U2 and UB40 - dooles on the bag of schoolboy
After nearly 30 years Philip Cairns' school bag is both a fascinating and a sad object.
Like a portal to the past, it is the only tangible physical clue that detectives have in the heartbreaking case.
Through the plastic cover protecting it from contamination, the bag will be instantly recognisable to anyone who was a schoolboy in Dublin in the 1980s. Made of canvas, they were generally bought in army surplus or camping shops.
Most lads of the time had one, and often wrote band names or their own names on them to make them unique so they would not be mistaken for someone else's bag.
Philip's was no different. Battered and frayed, it had probably served him through his national school days in Ballyroan Boys School.
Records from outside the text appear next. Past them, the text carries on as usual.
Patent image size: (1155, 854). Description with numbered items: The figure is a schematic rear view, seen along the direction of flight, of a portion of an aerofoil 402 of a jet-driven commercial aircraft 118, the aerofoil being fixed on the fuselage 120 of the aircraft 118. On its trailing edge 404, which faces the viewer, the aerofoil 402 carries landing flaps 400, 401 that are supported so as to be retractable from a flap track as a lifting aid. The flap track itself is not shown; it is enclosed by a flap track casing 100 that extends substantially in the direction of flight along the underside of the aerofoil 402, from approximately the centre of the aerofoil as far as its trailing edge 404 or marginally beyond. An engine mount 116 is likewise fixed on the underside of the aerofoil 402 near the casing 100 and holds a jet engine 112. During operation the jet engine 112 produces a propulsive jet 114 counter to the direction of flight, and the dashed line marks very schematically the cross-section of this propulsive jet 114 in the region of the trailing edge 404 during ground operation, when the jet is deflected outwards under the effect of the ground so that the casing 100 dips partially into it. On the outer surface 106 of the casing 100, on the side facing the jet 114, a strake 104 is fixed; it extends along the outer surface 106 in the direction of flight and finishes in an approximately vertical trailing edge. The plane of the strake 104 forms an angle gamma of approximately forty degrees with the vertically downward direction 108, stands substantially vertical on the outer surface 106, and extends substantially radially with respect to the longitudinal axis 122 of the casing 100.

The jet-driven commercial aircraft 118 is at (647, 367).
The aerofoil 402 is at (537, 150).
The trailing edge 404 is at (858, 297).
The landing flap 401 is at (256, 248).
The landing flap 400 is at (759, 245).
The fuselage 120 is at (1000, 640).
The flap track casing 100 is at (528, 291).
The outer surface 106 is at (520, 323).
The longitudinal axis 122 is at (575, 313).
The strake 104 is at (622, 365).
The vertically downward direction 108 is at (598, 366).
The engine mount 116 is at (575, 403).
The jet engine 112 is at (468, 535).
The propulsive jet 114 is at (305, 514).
Even three decades later his first name can faintly be seen written in black marker on the back of the bag in a style that replicates the logo of the band Def Leppard, who were enjoying huge success at the time.
A tiny U2 logo can also be seen very faintly drawn on the front in black biro, while a less artistic UB40 can barely be seen - written in red.
Apart from that, the bag is dotted with the marks of leaked biros, and meaningless doodles that colour-in squares of stitching where the strap buckles attach to it.
As a schoolbag it is standard of the time, but as an item of evidence it takes on a whole new meaning. For the Cairns family it represents the last physical link to Philip, but they can't hug it close or touch it - it has to stay locked away in a garda safe.